COLUMBUS, Ohio, April 20 (UPI) — U.S. medical researchers say they have identified a group of molecules that keep acute leukemia cells alive and, therefore, might be a treatment target.
Ohio State University scientists said their findings suggest a new strategy for treating acute myeloid leukemia as well as lowering the amount of a protein called KIT.
They said they discovered a network of protein and microRNA molecules that, when imbalanced, contribute to abnormal KIT protein abundance. That, in turn, favors leukemia development, they said.

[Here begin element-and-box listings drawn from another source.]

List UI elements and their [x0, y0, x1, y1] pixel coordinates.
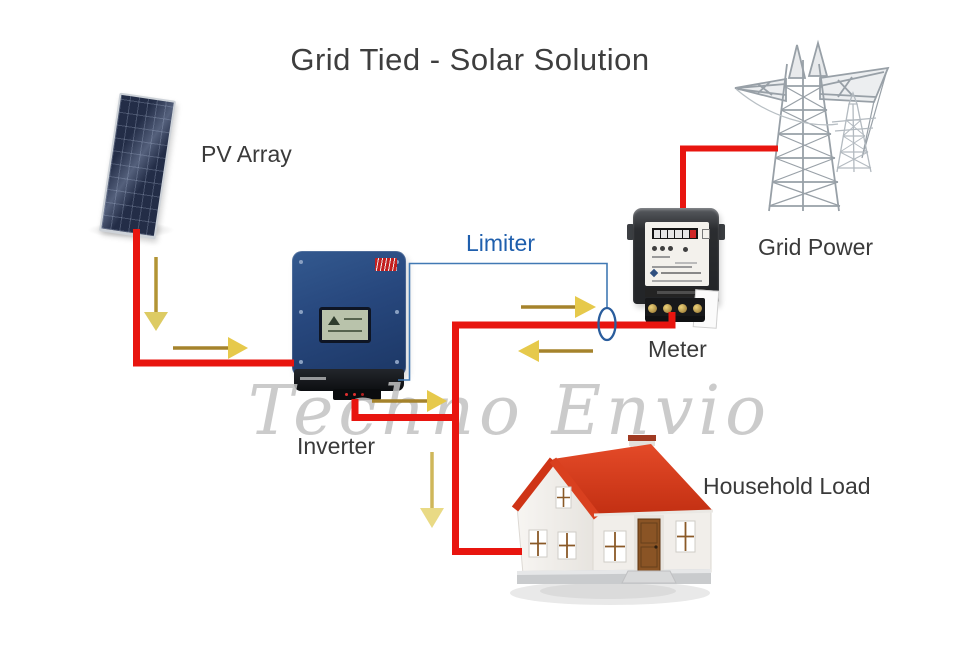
terminal-screw [678, 303, 687, 313]
limiter-label: Limiter [466, 230, 536, 256]
meter-text-line [661, 272, 701, 274]
inverter-connector [333, 389, 381, 400]
pv-array-label: PV Array [201, 141, 292, 167]
page-title: Grid Tied - Solar Solution [290, 42, 650, 77]
meter-unit-icon [702, 229, 710, 239]
meter-mount-ear [627, 224, 634, 240]
meter-face [645, 222, 710, 286]
lcd-text-line [328, 330, 362, 332]
house-window [557, 531, 577, 560]
house-illustration [510, 435, 714, 605]
house-step [621, 570, 677, 584]
door-knob [654, 545, 658, 549]
meter-illustration [627, 206, 725, 336]
house-window [603, 530, 627, 563]
household-load-label: Household Load [703, 473, 871, 499]
inverter-screws [299, 260, 303, 264]
house-window [675, 520, 696, 553]
inverter-label: Inverter [297, 433, 375, 459]
lcd-graphic [328, 316, 340, 325]
inverter-lcd-screen [319, 307, 371, 343]
meter-text-line [652, 280, 702, 282]
meter-seal [683, 247, 688, 252]
meter-disc-window [645, 288, 709, 297]
inverter-illustration [292, 251, 406, 403]
inverter-brand-logo [375, 258, 397, 271]
meter-text-line [652, 256, 670, 258]
grid-power-label: Grid Power [758, 234, 874, 260]
meter-label: Meter [648, 336, 707, 362]
house-window [555, 486, 572, 509]
inverter-bottom-section [294, 369, 404, 391]
meter-mount-ear [718, 224, 725, 240]
terminal-screw [693, 303, 702, 313]
terminal-screw [663, 303, 672, 313]
meter-digit-register [652, 228, 698, 239]
meter-body [633, 208, 719, 304]
meter-seal [668, 246, 673, 251]
lcd-text-line [344, 318, 362, 320]
meter-marking [675, 262, 697, 264]
inverter-body [292, 251, 406, 377]
meter-seal [660, 246, 665, 251]
meter-disc-slot [657, 291, 697, 294]
inverter-leds [345, 393, 348, 396]
house-window [528, 529, 548, 558]
terminal-screw [648, 303, 657, 313]
house-shadow-inner [540, 583, 676, 599]
inverter-model-text [300, 377, 326, 380]
grid-tower-icon [734, 39, 890, 212]
meter-seal [652, 246, 657, 251]
meter-text-line [652, 266, 692, 268]
background-tower-icon [831, 91, 877, 173]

“We now understand the mechanism responsible for making so much KIT protein in AML cells, and we believe that targeting that mechanism and reducing the amount of that protein will prove to be a more effective therapy for this disease than the current standard of care,” said Dr. Guido Marcucci, a professor of internal medicine who co-led the study.
“Our study suggests that the amount of KIT protein in cancer cells is as important as its activity, and we discovered that the amount of the protein is controlled by a circular network of molecules that has many points of entry,” co-leader Dr. Ramiro Garzon said. “These findings provide a strong rationale for the use and development of drugs that target the components of this network, rather than focusing on the activity of KIT alone.”
The research appears in the April 13 issue of the journal Cancer Cell.